When I first started working for Corporate Banking USA, I was delighted that I could add Miss Chef to my health insurance benefits. Only the large, corporate restaurants offer benefits to all their employees, and paying for one's own insurance is well beyond the reach of most hourly-wage workers. So you can imagine how relieved I was to find a corporate culture that could extend protection to my sweetie in her job working with fire and knives!
It wasn't until after we'd gone through all the selection and registration processes that I started noticing some odd deductions on my paycheck. Lo and behold, it was one of those hidden costs of our inability to be legally married. The cost of her benefits--both the amount the company contributes and my contributions--are considered taxable income. So the company has to re-gross my income by that amount and take taxes out.
It has been nearly 7 years (between two different companies) that I have been carrying this little burden in my paycheck. After my initial resentment and irritation, I eventually just had to accept the situation, and finally pretty much forgot about it. I still appreciated knowing that I had some protection within the company from being treated unfairly because I fell in love with the wrong kind of person.
Last week at home I received in the mail a rather plain envelope from my employer. Inside was a simple, one-page letter regarding the health benefits I was able to extend to my domestic partner. (I love the fact that they don't distinguish between same-sex and opposite-sex partners.) The letter re-iterated the Company's commitment to diversity and inclusion, blah blah blah, and re-stated the situation with the tax penalties I am subjected to.
Then there was this part: "The payment described below will help offset the additional federal and state taxes you incur as a result of these regulations."
Yes--the big, faceless Corporation is paying extra money to ensure I am treated with equality. Not only are they granting me extra payments to offset the taxes I already pay, but they are bumping them up by enough to cover the taxes on the extra money itself! In addition, my July month-end paycheck would include a lump-sum payment to cover those extra costs through the first half of 2012.
I have to tell you, I grew emotional when I read that letter. Even in explaining it here, I'm getting a little choked up. They didn't have to do this. There was no general outcry within the company or among its customers, clients or shareholders. One short paragraph indicates this was a result of feedback on an annual PRIDE Global survey and various diversity and HR organizations within the company. I know the Company's not going to do anything that impinges on their bottom line; I know there's got to be something in it for the Company...but the fact that they were open to the idea, and went through all the calculations and paperwork to make it happen, is a little flabbergasting.
Still, when I went online at work today to check my month-end paycheck, I was not prepared for what was in there. The monthly addition to my pay is not chump change. But the retroactive amount for the past six months was over $1400.

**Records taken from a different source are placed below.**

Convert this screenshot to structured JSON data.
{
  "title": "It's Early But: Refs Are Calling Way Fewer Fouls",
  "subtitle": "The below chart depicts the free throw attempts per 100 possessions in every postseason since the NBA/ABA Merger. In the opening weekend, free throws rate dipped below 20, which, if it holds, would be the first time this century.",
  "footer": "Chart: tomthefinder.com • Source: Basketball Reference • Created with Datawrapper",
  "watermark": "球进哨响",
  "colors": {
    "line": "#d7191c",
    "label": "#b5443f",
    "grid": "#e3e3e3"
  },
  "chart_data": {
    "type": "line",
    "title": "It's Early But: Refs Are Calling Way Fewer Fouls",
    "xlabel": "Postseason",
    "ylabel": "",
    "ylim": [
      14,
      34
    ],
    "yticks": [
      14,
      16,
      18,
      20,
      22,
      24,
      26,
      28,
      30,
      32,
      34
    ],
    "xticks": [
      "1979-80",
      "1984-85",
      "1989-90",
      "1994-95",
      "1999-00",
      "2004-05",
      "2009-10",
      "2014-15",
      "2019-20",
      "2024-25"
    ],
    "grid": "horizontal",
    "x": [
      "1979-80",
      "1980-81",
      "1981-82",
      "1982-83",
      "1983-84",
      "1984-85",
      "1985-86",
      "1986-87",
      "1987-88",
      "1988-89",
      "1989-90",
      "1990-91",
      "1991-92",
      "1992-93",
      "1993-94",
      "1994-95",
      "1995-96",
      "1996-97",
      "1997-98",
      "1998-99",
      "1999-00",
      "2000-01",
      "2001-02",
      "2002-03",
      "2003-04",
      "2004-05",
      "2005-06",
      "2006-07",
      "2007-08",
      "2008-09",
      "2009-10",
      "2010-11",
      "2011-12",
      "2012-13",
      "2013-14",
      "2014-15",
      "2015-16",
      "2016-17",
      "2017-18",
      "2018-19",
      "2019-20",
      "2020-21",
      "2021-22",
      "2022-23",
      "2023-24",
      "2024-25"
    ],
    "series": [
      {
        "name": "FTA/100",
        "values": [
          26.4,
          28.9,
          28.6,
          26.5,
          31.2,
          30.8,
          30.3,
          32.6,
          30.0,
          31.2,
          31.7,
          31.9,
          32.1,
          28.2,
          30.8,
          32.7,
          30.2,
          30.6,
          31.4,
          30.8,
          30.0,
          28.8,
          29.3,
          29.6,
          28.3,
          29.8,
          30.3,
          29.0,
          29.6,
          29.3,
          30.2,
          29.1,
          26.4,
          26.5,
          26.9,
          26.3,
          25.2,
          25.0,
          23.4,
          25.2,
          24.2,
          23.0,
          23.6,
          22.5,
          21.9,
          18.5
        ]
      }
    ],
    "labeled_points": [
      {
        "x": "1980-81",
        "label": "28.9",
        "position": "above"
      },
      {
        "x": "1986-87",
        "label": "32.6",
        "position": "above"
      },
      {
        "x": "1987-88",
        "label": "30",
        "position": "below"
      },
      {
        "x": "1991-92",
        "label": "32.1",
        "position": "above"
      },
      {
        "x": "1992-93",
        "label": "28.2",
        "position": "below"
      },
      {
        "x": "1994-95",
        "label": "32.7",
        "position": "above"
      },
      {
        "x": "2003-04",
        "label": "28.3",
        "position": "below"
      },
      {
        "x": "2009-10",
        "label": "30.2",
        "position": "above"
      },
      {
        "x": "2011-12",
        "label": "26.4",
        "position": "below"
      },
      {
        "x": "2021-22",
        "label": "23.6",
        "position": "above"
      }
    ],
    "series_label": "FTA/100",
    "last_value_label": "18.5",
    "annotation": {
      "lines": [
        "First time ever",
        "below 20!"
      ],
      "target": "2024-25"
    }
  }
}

Yeah, that's a nice little stocking stuffer, isn't it? But I'm not sharing the amount with you because I'm excited about it. I want you to think about what it represents. That's $2800 a year of financial penalty because my co-citizens refuse to recognize my and Miss Chef's relationship as legally valid (not morally or religiously, just legally). Over the past 7 years, I have lost over $19,000 by extending to Miss Chef the same benefits that my coworkers extend to their spouses without that price tag. The same that you might use to cover your own husband or wife. The loss would be even greater if we had children. Imagine if I'd been able to divert that much into my 401(k)? How much more secure would my retirement be with those extra funds?

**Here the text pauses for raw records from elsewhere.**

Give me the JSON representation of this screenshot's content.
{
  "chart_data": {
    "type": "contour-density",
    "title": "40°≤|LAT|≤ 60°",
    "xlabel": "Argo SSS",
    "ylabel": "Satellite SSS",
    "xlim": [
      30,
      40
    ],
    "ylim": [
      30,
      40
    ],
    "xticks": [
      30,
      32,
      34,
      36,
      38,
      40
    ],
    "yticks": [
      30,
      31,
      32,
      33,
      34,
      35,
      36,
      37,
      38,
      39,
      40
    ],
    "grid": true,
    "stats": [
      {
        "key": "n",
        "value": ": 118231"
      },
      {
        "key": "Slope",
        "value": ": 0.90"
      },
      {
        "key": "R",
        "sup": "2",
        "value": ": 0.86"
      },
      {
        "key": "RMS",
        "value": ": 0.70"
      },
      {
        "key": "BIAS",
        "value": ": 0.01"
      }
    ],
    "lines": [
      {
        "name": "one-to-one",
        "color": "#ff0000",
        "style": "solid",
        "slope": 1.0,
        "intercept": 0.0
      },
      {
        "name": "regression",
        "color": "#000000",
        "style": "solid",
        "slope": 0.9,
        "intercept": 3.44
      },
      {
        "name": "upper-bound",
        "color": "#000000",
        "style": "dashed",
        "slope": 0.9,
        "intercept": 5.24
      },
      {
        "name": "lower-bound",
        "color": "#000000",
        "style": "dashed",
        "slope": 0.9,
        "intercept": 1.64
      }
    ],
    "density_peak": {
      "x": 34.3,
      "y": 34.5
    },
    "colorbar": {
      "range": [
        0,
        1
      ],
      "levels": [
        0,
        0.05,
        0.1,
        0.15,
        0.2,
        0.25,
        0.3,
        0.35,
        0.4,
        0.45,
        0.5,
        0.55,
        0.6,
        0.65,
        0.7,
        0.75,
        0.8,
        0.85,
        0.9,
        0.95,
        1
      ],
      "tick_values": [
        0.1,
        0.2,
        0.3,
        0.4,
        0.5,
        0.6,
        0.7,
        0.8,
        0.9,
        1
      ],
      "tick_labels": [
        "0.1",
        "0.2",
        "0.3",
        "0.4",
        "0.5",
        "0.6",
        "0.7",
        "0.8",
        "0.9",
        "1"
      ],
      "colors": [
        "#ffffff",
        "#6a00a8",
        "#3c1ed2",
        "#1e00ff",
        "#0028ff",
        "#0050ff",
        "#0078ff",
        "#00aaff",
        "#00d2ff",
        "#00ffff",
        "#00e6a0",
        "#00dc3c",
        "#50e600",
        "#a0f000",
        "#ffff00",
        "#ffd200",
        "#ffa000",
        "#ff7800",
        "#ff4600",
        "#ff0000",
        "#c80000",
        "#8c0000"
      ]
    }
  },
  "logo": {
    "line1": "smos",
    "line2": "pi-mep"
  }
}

And that's just one hidden cost that we bear. One hidden cost that we weren't really aware of. How many more are we carrying? I am fortunate that my employer is extending protections to me that my government is not willing to. My government, that I'm supporting.
You know what's even more shocking? My employer is one of the big-name, international Wall Street banks that we all love to hate. Yeah, even Big Banking recognizes the right thing. When will the rest of our population?